Tout d’abord, le Kremlin cherche à étendre son empreinte économique et politique en concluant des accords commerciaux lucratifs, en accédant aux ressources naturelles et en cultivant des alliances politiques. En manipulant l’environnement informationnel local, la Russie peut façonner l’opinion publique, soutenir ses candidats politiques favoris et déstabiliser les gouvernements qui vont à l’encontre de ses intérêts.

Ensuite, les activités de manipulation de l’information et l’ingérence depuis l’étranger sont un élément décisif d’une stratégie plus large visant à remettre en question les relations de l’Occident avec les pays subsahariens. Ceci exige de semer la discorde, d’amplifier les griefs existants et d’éroder la confiance envers les institutions démocratiques. Ces tactiques cadrent parfaitement avec l’objectif premier de la Russie qui est d’affaiblir les normes démocratiques et de renforcer son influence sur la scène mondiale.

Enfin, les activités de manipulation de l’information et l’ingérence depuis l’étranger permettent de justifier la présence de juntes arrivées au pouvoir grâce à une action militaire illégitime et brutale, et qui continuent d’appauvrir et de maltraiter la population civile avec le soutien du Groupe Wagner. Au final, les communautés africaines sont plus divisées, plus fragiles et moins sûres, et les médias indépendants y sont moins présents.

Comment fonctionne l’appareil FIMI russe en Afrique subsaharienne?

Le Kremlin a déployé un vaste arsenal d’outils pour réaliser ses ambitions, par exemple:

  • Mise en place des versions localisées de ses médias phares contrôlés par l’État tels que Spoutnik Afrique, RT Afrique et Afrique Média.
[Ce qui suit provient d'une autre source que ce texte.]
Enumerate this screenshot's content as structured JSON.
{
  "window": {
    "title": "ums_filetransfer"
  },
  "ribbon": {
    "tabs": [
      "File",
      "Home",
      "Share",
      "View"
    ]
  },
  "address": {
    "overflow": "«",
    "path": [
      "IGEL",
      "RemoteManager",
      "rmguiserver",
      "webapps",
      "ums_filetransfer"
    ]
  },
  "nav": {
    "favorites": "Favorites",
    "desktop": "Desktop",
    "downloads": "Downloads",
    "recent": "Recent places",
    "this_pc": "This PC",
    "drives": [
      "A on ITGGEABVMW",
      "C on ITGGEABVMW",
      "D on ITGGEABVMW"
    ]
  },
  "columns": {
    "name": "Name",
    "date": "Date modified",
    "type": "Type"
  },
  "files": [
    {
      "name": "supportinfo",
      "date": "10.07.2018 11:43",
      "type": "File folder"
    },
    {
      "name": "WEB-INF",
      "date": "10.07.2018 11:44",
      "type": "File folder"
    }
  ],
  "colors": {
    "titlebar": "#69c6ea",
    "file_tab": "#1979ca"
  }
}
Ce dernier est l’une des sources d’informations francophones les plus influentes de la région, et sert à amplifier la désinformation pro-Kremlin et pro-Wagner. Par ailleurs, la Russie finance des stations de radio locales telles que Radio MaliBa FM au Mali et des journaux comme Ndjoni Sango en RCA, qui sont favorables au Kremlin.
  • Cooptation du mouvement panafricaniste pour optimiser l’exposition du public local aux discours russes, comme ceux de la désormais tristement célèbre Nathalie Yamb, surnommée «la dame de Sotchi» ou de Kemi Seba, tous deux présents au dernier Sommet Russie-Afrique à Saint-Pétersbourg qui s’est tenu en juillet 2023. De la diffusion d’un discours anti-occidental au soutien apporté aux mercenaires du groupe Wagner, ces porte-parole justifient aussi régulièrement la guerre menée par la Russie contre l’Ukraine.
  • Amplification de la portée des contenus trompeurs sur les réseaux sociaux à travers la création et l’utilisation de faux comptes et de réseaux de trolls au niveau africain, régional ou national. Facebook est la principale plate-forme utilisée pour inonder l’environnement informationnel de contenus faisant appel à l’émotion et dont le caractère mensonger est vérifiable.
  • Diffusion d’un contenu polarisant pour fausser la perception des événements, en particulier lors des manifestations organisées au Mali, au Burkina Faso, en République centrafricaine, au Sénégal et au Niger. On peut citer en exemple des images de drapeaux occidentaux incendiés ou de manifestants brandissant des drapeaux russes ou du groupe Wagner.
  • Création et diffusion de vidéos, de dessins animés, de films et d’images de faux combats, tous destinés à diaboliser l’Occident et à faire passer l’idée que seule la coopération avec Wagner peut amener la sécurité en Afrique.